Cuando parecía que lo sabíamos todo de él, resulta que se convirtió en mito, es decir, en una eterna lejanía, aunque susceptible de explicar aspectos de nuestra personalidad colectiva. Pero murió, y el pueblo se volcó al homenaje póstumo, y luego al Panteón Jardín, a donde todavía hoy van (cada vez menos) los supervivientes de su culto. Ya no le tocó ver el derrumbe de la Época de Oro, la Era del Bajo Presupuesto. Las películas vernáculas de terror en que lo mexicano se colaba por todos lados, con todo su pintoresquismo. Empero, El Santo, incólume, se paraba ante la cámara, y en medio de zombies, monstruos, momias, mujeres vampiro, científicos locos, guapas sicalípticas rumberas, representaba, decía, la moral. Ésa no estaba a discusión de una pelea, pues El Santo era incorruptible, justiciero, más bien: justo. A diferencia de Pedro, que tiene por lo menos dos libros de gran nivel (Las leyes del querer, de Carlos Monsiváis, y No me parezco a nadie, de Gustavo García), El Santo no ha inspirado más que cómics, series animadas, muñequitos de plástico (con los que Monsiváis adornaba sus libreros): mitología popular. El Santo nunca perdió su máscara, mostró su rostro públicamente en un programa de televisión, con Jacobo Zabludowsky, poco antes de morir. ¡Se ha dicho tanto de su cine!, pero no podríamos decir nada malo, tan incapacitados estamos por agradecimiento. “Ahí filmó El Santo sus películas de terror”, me dijo mi abuelo por la carretera que sale hacia Cuautitlán, y yo veía el raro castillo sobre una montaña.
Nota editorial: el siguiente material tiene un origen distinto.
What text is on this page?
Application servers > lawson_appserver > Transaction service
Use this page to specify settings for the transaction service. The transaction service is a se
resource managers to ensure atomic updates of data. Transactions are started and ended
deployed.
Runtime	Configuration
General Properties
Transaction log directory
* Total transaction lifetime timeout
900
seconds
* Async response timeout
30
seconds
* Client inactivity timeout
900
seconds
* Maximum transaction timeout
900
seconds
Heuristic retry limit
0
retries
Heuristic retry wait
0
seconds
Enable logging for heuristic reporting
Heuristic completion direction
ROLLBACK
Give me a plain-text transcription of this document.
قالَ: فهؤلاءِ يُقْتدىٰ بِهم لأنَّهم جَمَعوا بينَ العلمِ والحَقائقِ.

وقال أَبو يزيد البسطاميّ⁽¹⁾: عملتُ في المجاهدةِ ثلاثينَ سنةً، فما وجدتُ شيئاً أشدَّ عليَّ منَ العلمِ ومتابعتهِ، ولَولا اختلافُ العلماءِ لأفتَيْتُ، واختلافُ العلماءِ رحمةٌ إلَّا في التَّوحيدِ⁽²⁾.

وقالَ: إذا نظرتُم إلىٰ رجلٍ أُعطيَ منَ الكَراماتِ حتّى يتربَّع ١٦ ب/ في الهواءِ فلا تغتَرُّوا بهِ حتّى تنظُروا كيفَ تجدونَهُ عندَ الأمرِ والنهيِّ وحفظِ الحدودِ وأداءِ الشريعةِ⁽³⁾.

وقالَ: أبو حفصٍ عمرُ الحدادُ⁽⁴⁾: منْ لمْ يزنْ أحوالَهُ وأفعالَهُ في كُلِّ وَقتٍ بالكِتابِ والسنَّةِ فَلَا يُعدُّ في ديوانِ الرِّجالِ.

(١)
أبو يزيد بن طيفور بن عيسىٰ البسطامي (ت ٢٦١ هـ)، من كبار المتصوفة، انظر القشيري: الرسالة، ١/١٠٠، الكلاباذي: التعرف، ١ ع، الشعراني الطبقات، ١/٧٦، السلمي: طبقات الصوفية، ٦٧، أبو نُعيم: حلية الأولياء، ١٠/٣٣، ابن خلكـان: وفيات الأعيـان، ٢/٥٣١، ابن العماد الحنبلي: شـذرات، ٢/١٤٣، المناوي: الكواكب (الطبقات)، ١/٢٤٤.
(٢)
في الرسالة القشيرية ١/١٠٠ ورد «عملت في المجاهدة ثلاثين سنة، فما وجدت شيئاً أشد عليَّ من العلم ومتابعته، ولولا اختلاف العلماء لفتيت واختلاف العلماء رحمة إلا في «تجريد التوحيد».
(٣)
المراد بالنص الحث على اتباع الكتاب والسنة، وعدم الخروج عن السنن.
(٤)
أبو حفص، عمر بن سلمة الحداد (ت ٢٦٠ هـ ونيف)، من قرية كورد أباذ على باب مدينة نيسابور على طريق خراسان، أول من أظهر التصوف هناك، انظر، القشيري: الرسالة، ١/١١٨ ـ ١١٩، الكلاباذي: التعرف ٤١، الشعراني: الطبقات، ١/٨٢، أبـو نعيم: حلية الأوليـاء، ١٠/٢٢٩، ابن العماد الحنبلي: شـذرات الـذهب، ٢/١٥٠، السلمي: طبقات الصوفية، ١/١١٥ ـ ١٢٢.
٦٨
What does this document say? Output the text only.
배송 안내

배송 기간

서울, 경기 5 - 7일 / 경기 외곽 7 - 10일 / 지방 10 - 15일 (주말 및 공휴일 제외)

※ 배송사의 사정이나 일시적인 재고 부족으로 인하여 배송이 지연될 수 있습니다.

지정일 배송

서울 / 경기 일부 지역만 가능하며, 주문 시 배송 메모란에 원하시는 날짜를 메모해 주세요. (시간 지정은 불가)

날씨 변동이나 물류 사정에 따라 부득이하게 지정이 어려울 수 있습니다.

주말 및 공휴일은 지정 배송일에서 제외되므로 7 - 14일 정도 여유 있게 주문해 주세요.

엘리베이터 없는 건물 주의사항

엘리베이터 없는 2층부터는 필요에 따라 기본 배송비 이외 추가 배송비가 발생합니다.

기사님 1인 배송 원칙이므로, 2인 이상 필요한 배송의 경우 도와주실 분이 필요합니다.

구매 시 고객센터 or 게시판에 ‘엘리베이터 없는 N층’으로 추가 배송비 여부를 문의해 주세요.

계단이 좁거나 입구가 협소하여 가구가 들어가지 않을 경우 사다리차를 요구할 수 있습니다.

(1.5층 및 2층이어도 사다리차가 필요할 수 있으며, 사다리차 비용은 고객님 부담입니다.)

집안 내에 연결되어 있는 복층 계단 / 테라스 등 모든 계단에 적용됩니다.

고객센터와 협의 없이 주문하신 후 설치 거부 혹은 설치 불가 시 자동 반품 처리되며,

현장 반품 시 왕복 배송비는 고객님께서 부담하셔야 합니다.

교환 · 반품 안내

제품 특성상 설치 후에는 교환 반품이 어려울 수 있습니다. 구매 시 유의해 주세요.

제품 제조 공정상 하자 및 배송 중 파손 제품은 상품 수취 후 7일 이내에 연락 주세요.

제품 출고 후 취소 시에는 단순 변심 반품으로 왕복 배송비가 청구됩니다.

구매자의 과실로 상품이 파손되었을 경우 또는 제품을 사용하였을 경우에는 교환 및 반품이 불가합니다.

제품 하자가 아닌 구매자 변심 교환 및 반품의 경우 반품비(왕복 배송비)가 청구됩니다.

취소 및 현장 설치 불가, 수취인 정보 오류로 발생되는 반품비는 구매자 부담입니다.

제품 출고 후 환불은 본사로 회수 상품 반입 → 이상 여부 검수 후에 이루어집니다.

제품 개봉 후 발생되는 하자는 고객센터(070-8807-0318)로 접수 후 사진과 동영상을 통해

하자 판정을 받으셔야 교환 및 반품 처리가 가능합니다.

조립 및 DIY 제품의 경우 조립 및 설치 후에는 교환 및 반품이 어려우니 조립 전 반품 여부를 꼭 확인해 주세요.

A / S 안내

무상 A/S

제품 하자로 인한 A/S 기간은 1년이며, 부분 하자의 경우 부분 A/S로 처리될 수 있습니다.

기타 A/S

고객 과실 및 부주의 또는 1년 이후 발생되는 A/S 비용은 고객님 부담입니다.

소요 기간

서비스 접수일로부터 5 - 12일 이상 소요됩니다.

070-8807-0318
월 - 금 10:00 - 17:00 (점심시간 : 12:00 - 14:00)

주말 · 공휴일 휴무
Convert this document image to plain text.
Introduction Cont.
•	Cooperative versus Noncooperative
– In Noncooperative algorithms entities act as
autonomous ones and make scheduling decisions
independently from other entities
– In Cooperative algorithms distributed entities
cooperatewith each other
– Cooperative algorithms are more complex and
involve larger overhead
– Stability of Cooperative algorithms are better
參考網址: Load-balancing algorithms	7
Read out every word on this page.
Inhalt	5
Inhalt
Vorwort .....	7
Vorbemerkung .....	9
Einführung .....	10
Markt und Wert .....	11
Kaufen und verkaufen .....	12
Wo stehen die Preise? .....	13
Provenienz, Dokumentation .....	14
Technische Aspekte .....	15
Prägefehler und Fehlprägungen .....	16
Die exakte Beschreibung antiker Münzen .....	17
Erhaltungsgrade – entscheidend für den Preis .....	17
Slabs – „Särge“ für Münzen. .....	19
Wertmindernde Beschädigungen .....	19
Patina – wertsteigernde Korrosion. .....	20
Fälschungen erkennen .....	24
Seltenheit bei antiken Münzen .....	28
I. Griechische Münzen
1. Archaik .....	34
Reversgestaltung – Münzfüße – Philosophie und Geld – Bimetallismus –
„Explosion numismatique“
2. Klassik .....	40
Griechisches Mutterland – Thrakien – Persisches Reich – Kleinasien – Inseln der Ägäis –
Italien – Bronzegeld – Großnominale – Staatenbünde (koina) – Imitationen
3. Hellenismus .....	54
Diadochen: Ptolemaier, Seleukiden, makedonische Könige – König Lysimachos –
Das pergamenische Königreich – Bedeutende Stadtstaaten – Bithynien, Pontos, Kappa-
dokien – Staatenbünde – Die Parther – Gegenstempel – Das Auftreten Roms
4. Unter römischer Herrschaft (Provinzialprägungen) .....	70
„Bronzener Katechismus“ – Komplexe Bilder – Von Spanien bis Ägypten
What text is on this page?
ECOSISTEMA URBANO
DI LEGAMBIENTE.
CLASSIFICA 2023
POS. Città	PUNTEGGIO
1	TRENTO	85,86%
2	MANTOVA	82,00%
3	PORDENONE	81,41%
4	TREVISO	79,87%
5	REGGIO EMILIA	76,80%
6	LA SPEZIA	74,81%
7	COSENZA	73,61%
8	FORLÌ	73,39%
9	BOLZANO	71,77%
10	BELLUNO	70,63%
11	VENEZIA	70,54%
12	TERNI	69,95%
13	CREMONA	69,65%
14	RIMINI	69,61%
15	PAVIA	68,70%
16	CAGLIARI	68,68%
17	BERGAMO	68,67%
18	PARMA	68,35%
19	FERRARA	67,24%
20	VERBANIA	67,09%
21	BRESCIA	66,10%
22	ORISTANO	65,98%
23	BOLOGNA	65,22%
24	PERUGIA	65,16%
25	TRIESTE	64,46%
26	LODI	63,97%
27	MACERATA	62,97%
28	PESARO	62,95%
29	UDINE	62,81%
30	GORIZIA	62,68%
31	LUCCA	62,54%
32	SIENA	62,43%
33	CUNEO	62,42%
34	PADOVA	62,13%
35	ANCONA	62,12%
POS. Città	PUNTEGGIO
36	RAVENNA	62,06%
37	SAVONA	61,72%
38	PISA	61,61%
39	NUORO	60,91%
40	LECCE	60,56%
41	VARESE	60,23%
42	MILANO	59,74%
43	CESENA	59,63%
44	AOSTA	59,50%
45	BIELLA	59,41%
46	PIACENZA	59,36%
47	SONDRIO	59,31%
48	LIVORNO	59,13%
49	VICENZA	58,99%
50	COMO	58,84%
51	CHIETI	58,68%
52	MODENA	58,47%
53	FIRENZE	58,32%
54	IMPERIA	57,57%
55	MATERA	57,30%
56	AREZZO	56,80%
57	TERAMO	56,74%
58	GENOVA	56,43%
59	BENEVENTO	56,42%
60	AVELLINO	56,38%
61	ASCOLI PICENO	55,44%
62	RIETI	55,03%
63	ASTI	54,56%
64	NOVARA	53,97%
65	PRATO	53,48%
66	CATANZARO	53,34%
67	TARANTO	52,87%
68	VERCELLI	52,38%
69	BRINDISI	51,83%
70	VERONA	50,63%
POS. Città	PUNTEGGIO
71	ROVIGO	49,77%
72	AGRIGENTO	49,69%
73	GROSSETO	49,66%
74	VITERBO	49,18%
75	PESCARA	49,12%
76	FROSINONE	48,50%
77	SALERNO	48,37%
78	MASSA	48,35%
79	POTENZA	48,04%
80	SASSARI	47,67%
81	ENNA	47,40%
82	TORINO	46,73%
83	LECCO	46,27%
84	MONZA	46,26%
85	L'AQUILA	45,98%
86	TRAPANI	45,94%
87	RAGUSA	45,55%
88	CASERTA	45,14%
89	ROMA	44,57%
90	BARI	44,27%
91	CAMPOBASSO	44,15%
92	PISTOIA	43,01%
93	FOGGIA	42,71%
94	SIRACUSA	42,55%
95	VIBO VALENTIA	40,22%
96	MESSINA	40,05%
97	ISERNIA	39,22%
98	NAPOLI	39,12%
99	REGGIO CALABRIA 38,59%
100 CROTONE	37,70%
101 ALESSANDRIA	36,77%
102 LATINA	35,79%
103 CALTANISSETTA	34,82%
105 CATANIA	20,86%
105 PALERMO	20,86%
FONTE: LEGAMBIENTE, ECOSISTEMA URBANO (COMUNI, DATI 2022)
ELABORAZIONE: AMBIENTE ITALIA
No nos importa que se vean los alambres de los murciélagos, ni que la computadora de El Santo fuera de cartón y unicel. Para qué teorizar y decir que todo se tiene que ver en el arte como si fuera intencional, eso lo aprendimos ya en la facultad. La verdad es que después, despojados de esas ínfulas analíticas, supimos que el cine se hace también por diversión y no para impresionar en Europa (“Los franceses admiran a El Santo. Aplauden cuando sale el planeta Tierra hecho de cartón”). El Santo se divertía y le encantaba decir que Las mujeres vampiro habían concursado en San Sebastián. Ahora sabemos que hay otra versión en que las mujeres vampiro salen desnudas, y El Santo la filmó feliz. Pero no se puede ver, porque la familia del luchador sí se toma muy en serio la moral de su Santo particular. Murieron los dos, ambos subieron al cielo, cada uno por sus medios. Las alitas de Pedro están hechas del sufrimiento que le procuraron sus guiones. Y el Santo, él ascendió con su capa dorada desplegándose en el aire.